Feedback on a small GDS geometry-to-contour review experiment

SJsDad

Hi everyone,

I have been working on a small personal project called GeoSignal Preview and would like to get some feedback from people who regularly work with GDS layouts.

The basic flow is:

1. Find width and space candidates using geometry-based checks
2. Select a small number of regions of interest
3. Rasterize each selected region
4. Calculate a simplified Abbe-style aerial image
5. Overlay contours at several intensity thresholds

The image below shows the kind of review output I am currently trying to organize.

The goal is not to build a production lithography simulator. The optical model is simplified, and the results are intended mainly for qualitative review of pattern changes such as narrowing, bridging, corner rounding, or line-end pullback.

The examples use public or synthetic layouts. The core implementation code is not included in the public repository at this stage.

I put together a small project page with the overview, demo results, method notes, GitHub repository, and feedback form linked from there:

https://sjsdad.github.io/GeoSignal-preview/

I would especially appreciate opinions on these three points:

1. Does geometry-based filtering followed by ROI-level image and contour review seem like a useful way to narrow down regions for further inspection?

2. For use with KLayout, which output would be more practical: contour polygons written to a separate GDS layer, markers in a KLayout report database, or static review images?

3. For the next step, would it be more useful to improve the candidate-selection method, the optical calculation, or quantitative contour measurements?

Comments in this thread would be very helpful.

Matthias

Hi @SJsDad,

thanks for coming to us for feedback.

Your project isn't an Open Source project, right? I could not find sources, so I can't really assess the validity of your approach.

Aerial image is good enough for higher k1 values, but not in the low k1 regime that you find in maybe 130nm and below. In that regime you will need a resist model as well.

Also, there are multiple resolution enhancement techniques in place like OPC, phase shift masks or assist features, which improve the process window. Aerial image from the original drawn layout will then not reflect the real process window, so your assessment is not valid. In order to properly assess critical structures, you need to consider the whole data preparation process. For example, a situation may become critical is a certain pitch regime, when no scatter bars can be placed between lines and side lobe printing may occur. These are real effects.

Also, for 28nm and below, usually double patterning is employed on critical layers, which fundamentally changes the boundary conditions of such an assessment.

I recall attempts were made to assess criticality based on intensity gradients which translate into a mask error enhancement factor (MEEF). But I am not really familiar with these types of analysis.

Bottom line is that it is likely possible to identify critical situations based on geometrical properties, but I think the approach isn't as easy as a simple width/space evaluation. Pattern classification by AI comes to mind, but as hot spot detection is the holy grail of lithography yield enhancement, all the big vendors have their claims there already.

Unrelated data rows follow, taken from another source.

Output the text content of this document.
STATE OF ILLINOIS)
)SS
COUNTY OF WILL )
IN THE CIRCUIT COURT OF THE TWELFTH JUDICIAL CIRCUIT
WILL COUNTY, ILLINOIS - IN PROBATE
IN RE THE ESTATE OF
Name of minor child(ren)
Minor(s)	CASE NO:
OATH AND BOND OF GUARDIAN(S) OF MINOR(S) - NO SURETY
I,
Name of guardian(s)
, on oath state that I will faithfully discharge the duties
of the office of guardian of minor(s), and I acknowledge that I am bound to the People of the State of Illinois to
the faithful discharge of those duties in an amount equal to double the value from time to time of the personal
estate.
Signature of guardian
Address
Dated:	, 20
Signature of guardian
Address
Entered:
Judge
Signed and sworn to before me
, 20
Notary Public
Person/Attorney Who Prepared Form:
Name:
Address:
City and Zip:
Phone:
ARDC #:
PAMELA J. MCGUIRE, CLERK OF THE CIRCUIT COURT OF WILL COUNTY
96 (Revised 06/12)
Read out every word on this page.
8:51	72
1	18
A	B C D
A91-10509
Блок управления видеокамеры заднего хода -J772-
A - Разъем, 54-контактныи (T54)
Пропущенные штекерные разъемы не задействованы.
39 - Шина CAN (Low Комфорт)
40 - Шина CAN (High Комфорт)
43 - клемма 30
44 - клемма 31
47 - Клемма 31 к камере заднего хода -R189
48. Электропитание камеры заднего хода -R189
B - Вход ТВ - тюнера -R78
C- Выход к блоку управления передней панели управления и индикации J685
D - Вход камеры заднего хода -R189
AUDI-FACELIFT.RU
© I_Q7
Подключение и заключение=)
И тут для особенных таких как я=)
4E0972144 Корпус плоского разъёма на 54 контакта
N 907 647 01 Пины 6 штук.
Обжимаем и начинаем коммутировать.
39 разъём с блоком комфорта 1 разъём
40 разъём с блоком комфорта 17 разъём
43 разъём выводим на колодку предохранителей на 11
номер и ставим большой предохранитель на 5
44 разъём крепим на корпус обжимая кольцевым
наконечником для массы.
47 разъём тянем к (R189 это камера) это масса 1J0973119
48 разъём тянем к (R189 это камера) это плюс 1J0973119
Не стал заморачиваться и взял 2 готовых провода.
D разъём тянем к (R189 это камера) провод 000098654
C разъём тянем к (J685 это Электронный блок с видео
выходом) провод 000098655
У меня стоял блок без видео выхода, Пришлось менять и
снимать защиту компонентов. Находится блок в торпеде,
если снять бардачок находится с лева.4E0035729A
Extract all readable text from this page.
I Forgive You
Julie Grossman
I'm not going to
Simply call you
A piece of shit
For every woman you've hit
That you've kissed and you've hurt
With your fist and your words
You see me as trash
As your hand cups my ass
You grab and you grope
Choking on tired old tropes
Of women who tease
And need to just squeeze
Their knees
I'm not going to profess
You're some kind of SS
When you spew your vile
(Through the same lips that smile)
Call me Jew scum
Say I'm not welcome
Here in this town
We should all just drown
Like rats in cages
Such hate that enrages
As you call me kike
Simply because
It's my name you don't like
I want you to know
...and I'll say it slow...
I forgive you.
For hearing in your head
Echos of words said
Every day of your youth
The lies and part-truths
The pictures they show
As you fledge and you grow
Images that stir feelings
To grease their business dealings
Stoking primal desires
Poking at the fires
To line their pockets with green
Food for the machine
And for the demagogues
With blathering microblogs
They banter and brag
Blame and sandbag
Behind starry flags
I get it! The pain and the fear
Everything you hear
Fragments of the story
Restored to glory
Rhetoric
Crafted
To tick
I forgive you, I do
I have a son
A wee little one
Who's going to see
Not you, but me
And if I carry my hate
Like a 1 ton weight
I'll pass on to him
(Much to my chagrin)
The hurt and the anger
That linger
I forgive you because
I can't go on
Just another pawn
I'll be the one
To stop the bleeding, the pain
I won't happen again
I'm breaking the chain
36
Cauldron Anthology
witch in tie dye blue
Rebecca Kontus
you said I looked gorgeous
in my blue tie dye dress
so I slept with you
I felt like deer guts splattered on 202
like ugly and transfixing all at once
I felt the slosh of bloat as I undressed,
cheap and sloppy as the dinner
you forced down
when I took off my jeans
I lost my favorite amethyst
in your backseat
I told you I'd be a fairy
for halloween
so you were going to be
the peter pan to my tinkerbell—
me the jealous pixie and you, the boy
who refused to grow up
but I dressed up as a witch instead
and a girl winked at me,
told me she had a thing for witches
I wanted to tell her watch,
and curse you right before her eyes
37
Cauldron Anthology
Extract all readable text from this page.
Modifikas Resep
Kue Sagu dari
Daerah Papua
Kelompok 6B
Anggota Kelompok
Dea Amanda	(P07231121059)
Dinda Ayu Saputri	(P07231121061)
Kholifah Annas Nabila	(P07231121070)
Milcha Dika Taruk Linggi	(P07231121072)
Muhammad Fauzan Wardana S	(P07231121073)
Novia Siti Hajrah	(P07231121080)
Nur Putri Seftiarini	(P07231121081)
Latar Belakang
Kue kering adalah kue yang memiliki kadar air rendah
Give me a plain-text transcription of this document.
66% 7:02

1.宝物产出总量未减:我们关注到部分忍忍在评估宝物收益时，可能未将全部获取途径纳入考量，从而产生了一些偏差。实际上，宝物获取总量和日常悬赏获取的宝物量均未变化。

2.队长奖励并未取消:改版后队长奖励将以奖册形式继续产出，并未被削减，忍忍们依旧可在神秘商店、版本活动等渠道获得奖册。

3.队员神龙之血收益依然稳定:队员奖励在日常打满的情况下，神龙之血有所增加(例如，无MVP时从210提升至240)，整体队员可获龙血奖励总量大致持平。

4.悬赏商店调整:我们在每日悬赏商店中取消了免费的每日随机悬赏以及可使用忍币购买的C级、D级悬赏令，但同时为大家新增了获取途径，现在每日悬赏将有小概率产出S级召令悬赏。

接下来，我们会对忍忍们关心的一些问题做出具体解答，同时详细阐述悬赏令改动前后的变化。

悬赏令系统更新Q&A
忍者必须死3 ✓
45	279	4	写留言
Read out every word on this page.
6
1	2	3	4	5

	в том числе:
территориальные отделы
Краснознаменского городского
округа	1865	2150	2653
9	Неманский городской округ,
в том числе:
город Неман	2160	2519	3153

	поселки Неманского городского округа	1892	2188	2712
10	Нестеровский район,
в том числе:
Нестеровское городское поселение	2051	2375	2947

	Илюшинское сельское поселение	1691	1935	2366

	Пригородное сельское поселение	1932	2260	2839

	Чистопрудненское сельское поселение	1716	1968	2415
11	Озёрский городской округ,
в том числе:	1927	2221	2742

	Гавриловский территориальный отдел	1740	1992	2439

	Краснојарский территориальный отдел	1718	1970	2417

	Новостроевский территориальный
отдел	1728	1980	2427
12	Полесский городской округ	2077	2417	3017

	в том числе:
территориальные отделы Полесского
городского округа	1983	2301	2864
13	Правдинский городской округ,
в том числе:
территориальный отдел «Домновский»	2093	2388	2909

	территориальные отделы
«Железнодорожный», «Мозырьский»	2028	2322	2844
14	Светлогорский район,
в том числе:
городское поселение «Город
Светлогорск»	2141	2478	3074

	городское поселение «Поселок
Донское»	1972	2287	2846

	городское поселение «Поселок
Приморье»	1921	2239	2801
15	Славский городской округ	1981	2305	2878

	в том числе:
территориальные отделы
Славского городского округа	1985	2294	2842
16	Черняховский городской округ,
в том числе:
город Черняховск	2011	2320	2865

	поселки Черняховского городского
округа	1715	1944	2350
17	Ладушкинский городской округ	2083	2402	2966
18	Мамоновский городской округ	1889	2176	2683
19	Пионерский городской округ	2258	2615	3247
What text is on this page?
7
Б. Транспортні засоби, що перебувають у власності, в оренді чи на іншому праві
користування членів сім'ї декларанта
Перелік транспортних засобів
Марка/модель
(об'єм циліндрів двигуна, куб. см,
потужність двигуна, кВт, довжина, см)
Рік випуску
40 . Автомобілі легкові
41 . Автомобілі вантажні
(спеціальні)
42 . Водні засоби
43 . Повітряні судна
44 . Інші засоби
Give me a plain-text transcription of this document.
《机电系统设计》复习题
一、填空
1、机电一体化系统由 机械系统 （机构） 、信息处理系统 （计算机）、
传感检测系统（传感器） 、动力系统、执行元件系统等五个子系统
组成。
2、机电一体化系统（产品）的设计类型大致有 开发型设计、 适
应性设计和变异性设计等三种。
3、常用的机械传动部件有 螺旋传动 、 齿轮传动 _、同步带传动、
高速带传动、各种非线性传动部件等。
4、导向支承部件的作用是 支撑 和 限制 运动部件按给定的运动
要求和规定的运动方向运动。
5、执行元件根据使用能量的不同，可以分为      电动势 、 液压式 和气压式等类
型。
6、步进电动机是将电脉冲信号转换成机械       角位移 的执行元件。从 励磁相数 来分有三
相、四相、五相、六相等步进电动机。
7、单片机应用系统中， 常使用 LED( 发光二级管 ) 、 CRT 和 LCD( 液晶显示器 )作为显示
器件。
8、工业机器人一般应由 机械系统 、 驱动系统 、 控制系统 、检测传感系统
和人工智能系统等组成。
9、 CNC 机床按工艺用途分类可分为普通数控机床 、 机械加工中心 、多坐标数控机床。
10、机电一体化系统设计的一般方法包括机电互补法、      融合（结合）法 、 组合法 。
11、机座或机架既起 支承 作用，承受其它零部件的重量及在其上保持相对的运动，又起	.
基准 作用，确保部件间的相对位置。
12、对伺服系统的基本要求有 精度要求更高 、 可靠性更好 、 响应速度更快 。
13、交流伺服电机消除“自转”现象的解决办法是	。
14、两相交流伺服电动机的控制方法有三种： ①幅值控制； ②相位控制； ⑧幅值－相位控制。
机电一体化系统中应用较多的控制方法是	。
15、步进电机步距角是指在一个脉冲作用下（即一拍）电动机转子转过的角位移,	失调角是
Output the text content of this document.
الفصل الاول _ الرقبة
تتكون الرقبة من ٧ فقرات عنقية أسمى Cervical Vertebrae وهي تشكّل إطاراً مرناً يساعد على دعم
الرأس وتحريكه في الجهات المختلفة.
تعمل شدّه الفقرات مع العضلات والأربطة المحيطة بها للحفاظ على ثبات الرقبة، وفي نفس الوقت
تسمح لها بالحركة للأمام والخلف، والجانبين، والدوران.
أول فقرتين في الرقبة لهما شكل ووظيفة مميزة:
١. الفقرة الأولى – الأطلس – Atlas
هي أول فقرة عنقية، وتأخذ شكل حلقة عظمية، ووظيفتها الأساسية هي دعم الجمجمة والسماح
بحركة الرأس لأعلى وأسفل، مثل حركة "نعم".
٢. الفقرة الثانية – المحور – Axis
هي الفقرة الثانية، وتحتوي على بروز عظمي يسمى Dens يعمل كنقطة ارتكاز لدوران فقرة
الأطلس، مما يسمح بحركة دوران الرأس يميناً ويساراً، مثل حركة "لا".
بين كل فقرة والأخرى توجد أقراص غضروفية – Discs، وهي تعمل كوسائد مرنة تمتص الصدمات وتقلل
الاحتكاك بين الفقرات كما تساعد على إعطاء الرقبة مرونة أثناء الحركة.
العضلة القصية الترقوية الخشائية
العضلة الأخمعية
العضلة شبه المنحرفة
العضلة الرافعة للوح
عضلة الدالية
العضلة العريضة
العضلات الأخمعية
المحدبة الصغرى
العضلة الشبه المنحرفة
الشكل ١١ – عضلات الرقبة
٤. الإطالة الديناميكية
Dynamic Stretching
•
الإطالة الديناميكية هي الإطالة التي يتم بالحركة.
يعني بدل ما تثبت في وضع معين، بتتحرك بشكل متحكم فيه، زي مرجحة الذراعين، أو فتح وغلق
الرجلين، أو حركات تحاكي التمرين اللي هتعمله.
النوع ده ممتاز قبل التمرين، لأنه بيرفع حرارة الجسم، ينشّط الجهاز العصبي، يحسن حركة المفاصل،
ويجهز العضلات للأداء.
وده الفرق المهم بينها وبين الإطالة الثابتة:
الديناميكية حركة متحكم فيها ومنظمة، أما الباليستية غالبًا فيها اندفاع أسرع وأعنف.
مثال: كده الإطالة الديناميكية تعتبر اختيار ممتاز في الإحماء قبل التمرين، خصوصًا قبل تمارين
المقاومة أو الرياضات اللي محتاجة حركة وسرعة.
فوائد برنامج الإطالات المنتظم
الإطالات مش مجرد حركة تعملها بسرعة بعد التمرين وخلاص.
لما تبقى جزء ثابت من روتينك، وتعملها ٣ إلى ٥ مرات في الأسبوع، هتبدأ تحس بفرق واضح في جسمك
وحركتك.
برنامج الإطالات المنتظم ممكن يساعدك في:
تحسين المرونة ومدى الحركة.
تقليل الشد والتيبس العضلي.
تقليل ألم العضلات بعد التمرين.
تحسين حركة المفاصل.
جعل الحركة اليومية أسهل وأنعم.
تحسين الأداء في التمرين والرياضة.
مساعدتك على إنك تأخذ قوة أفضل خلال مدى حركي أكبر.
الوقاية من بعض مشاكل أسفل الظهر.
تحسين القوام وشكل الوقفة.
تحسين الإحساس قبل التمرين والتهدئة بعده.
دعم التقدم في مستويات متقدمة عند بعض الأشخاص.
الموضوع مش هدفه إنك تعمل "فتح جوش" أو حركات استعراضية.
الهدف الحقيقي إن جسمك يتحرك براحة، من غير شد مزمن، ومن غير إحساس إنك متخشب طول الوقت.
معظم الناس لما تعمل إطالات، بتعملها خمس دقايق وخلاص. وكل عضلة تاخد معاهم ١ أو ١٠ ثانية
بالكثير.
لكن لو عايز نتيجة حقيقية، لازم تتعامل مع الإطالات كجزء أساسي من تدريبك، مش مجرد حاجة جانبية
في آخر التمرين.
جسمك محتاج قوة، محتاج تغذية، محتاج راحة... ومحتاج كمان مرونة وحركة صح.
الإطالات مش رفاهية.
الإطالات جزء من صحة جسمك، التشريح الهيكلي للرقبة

Regarding question 2. and 3. I think the solution depends on the kind of analysis you want to do. Typically, the figure of merit is deviation from target, so contour polygons may be a good basis for an analysis. However, depending on your implementation of the Aerial image simulator, these figures may be easier to derive directly from the simulator.

Matthias

SJsDad

Hi @Matthias,

thank you very much for the detailed feedback. This is very helpful.

I agree with your point about advanced-node lithography. GeoSignal Preview is not intended to replace a calibrated lithography simulator, and it does not include a resist model, OPC/RET, assist features, phase-shift masks, double patterning, or the full data preparation flow. So I agree that it should not be interpreted as real process-window prediction.

The scope I had in mind is somewhat different. I am not trying to address vendor-grade hotspot detection for advanced nodes. I am trying to explore whether a lightweight, qualitative lithography-aware review flow could be useful for users who do not have access to a full commercial RET/OPC or calibrated simulation environment.

For example, instead of only looking at the drawn geometry, the idea is to first reduce the search space with simple geometry-based width/space filtering, and then review those selected regions with a simplified image/contour view. Even if this is not highly accurate, it may still be useful if it can highlight hotspot-like or patterning-weak candidates and reduce the number of regions that need manual inspection.

So when I used the term “hotspot-like”, I did not mean actual hotspot prediction in the full lithography sense. I meant something closer to “weak-pattern candidate for further review”. I should probably make that distinction clearer in the project description.

One of the reasons I posted here is also to check whether this kind of lightweight review flow is actually useful to anyone, or whether existing low-cost or commercial tools already cover this need well enough. If the need is not really there, then I may simply keep this as a personal study project and use it to learn more about related tools and methods.

Your point about target deviation is very useful. For the next step, I think it would make sense to focus more on reviewable outputs and simple metrics, such as contour polygons on a separate GDS layer, KLayout report database markers, or deviation-style measurements against the drawn target geometry.

Thanks again for the careful explanation. I will revise the project description to make the intended scope clearer: not advanced-node process prediction, but a lightweight qualitative review experiment for early-stage or limited-resource review environments.